Beginning again (under capitalism)

"So. Everything crumbled."
Beginning again (under capitalism)

All of 2025 I found myself running into the same words, over and over: "Begin again."

Last year I read four books that gently asked me to do this. But that's self-help; books on productivity and Taoism and finding one's purpose. Lofty, poetic statements like "begin again" blend in like houseplants in a warm, cozy home.

Housesitting for a friend over the holiday season, I took advantage of his Netflix account and watched Blue Eye Samurai.

That was the only TV show I watched all year, and even it joins the synchronicity of this phrase. It feels like the universe is begging me to consider the meaning of "begin again" and, you know...do it.

I'm at a loss for how, though.

Beginning again makes so much sense in a place like Edo period Japan. Roles are clear-cut and focused: a blacksmith makes his swords, a merchant sells and buys, a samurai protects. I am a writer; a writer should write...right?

How do you wake up each morning and begin again when your rent depends on you putting on a collared shirt and showing up to your barista gig at 6am? What does beginning again look like in a world designed to squeeze you dry?

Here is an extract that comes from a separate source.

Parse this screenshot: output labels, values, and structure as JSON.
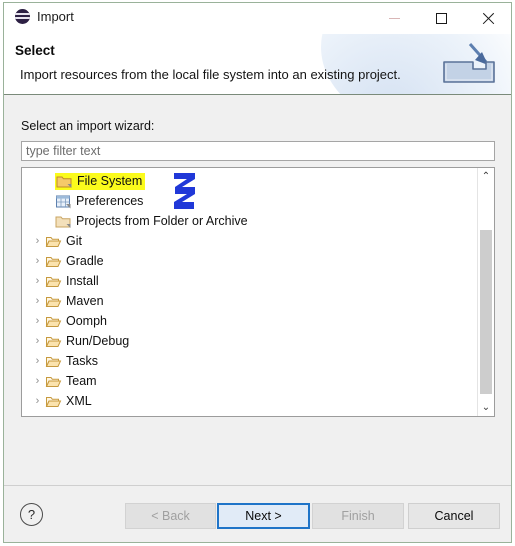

Of course there's no need to take a TV show's sick monologue seriously; no one's saying I have to write first thing in the morning, eschewing my job and responsibilities. Today, only a select few have the privilege of waking up to work they love at a pace that's perfect for them. But I have this gnawing feeling that not only am I not alone, I'm one of a handful of people awake to the idea that it's entirely possible for all of us to be a writer who writes. There's more than enough passion and purpose to go around.

I'm having a "wake up sheeple" moment.

The rat race legitimately, physically, hurts.

Not long ago, I lost my job. In the past it took less than two months to find another gig. This time I've been unemployed for over a year. This is partially due to everything going on in the world, yes.

It's also because a W2 isn't worth the anguish. Like many neurodivergents, corporate life is just too much: bright lights, uncomfortable clothes, deadlines, KPIs, PIPs, office drama...all of it combined causes me real, physical pain.

So I began again as a freelancer. I can't afford my therapist anymore, but I can handle the short, weekly meetings required of me. Most importantly, I have free time to be a writer who writes.

The end of the ninth chapter of the Tao Te Ching says, "Do your work, then step back. The only path to serenity." My way of thinking doesn't easily slot into rigid structures. Mentally, I'm an outsider to capitalism, trapped in a system not designed for a loosey-goosey brain that "begins again" in the form of forgetting anything that isn't nailed down in my bullet journal or task manager or diary app.

A double-edged sword. It's one thing to forget the promises I made or the work I'm supposed to prioritize. It's another to forget how discouraged I felt yesterday, to forget how much time it takes to move towards a difficult goal day after day.

Some of us are simply not built for robotic productivity and linear goals and performance reviews. Maybe we are built for experimentation and curiosity—for waking up each morning to start a fire and begin again.